Herbert Van de Sompel
Chief Innovation Officer
Data Archive and Networked Services
Martin Klein
Scientist
Los Alamos National Laboratory
The FAIR Principles [1] aim at enhancing the ability of machines to find and use scholarly objects on the web. Landing pages support humans with such tasks by providing descriptive metadata, listing identifiers, and linking to actual content. But landing pages are not optimised for use by machine agents that navigate the scholarly web, among others because they come in many shapes and forms. Signposting, an ad-hoc and intentionally lightweight interoperability effort launched in 2014, provides this type of information in a uniform machine-friendly way. It builds on widely implemented web protocols specified in IETF RFCs, yielding interoperability that is not restricted to the scholarly landscape but encompasses the web at large.
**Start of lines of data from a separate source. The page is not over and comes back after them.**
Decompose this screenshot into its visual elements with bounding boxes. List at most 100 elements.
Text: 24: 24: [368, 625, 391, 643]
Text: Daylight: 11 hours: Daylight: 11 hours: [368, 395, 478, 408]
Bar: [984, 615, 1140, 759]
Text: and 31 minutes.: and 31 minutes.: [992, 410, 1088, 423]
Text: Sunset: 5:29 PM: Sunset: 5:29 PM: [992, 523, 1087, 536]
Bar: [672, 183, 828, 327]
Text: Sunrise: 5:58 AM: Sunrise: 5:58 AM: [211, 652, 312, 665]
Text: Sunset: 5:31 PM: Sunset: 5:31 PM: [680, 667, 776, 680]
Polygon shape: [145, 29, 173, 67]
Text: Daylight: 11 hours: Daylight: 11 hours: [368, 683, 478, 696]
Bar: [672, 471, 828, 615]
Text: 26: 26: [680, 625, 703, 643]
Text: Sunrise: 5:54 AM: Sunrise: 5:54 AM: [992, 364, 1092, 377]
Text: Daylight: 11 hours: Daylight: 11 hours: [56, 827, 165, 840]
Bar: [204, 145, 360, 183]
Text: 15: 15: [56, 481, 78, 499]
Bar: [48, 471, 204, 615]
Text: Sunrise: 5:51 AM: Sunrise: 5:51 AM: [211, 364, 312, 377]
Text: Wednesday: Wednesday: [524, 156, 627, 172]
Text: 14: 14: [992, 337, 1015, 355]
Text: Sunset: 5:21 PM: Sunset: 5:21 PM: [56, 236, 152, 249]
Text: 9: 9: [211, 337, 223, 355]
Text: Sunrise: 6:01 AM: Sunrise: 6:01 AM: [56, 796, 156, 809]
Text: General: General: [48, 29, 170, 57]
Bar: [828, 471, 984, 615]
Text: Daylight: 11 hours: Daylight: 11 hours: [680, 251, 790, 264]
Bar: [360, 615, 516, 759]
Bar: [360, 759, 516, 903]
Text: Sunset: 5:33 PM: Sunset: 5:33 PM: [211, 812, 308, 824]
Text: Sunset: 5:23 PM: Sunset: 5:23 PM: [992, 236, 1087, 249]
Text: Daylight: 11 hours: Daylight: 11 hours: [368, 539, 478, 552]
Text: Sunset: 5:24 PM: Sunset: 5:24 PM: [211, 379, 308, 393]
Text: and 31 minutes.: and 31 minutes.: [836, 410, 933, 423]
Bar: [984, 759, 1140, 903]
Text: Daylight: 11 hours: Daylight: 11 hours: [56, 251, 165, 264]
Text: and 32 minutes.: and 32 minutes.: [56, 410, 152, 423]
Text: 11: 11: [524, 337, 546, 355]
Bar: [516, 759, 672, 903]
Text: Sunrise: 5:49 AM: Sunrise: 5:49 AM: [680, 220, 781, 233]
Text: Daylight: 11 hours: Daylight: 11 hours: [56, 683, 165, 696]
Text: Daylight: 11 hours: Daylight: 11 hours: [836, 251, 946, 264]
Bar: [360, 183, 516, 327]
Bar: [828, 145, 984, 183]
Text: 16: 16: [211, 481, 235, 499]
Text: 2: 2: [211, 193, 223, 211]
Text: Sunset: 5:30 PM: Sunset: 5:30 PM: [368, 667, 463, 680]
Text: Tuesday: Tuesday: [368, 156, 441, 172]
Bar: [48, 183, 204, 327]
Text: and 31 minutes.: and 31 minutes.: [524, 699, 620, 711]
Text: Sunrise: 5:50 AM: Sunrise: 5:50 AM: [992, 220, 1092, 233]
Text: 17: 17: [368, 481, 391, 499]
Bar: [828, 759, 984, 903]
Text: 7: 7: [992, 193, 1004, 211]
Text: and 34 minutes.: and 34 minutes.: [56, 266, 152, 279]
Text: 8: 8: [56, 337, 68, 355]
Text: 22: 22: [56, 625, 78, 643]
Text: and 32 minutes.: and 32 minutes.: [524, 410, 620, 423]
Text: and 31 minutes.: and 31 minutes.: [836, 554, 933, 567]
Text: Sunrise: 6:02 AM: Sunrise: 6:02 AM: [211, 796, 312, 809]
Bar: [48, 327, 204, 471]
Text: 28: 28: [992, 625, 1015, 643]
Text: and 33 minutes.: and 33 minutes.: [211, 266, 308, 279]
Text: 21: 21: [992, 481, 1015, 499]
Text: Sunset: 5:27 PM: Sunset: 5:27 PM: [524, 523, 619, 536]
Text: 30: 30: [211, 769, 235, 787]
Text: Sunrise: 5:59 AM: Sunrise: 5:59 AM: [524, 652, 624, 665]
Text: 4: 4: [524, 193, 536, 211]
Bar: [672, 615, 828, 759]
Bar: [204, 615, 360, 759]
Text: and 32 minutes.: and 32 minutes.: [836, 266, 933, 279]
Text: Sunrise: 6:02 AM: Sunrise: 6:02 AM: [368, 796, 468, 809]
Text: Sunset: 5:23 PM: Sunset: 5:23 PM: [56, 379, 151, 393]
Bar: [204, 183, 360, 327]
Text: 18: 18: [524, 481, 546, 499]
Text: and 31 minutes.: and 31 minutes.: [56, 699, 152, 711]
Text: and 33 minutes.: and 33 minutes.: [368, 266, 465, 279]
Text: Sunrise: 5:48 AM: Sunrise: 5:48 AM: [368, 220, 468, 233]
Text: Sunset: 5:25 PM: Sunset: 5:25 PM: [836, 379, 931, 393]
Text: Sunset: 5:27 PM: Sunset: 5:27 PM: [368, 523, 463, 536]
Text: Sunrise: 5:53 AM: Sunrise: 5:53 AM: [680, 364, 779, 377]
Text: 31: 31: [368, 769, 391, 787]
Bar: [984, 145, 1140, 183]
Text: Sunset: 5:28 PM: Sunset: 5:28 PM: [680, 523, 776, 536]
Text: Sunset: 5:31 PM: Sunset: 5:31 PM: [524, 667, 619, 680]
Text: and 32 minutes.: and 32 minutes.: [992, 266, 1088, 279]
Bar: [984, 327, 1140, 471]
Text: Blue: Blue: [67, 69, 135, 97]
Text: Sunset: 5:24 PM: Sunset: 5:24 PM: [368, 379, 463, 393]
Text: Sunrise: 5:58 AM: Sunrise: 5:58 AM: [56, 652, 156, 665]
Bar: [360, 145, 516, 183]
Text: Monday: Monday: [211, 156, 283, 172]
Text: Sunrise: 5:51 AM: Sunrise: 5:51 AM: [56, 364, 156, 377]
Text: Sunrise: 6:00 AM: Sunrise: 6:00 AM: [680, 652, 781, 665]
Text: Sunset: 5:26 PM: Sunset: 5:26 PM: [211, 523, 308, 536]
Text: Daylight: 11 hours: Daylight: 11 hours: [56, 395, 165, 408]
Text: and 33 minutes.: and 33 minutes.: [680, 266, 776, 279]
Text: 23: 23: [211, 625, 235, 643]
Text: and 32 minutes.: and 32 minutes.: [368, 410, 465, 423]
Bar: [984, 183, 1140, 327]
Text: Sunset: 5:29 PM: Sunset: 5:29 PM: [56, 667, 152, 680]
The recently published FAIR Signposting Profile [2] is a concrete implementation guideline for Signposting. It details how, with little investment, repositories and publishing platforms can help machine agents accomplish their task by providing them with a map that guides their travels across hosted resources and beyond. Implementation of the FAIR Signposting Profile improves all aspects of FAIRness of scholarly objects on the web. This presentation will revisit the basic technologies leveraged by Signposting: typed web links, IANA registered link relation types, and Link Sets. It will introduce the FAIR Signposting Profile that was devised to support broader adoption of Signposting. A demo will show an implementation of the Profile for a common repository platform, turning it into an environment in which machine agents can feel welcome.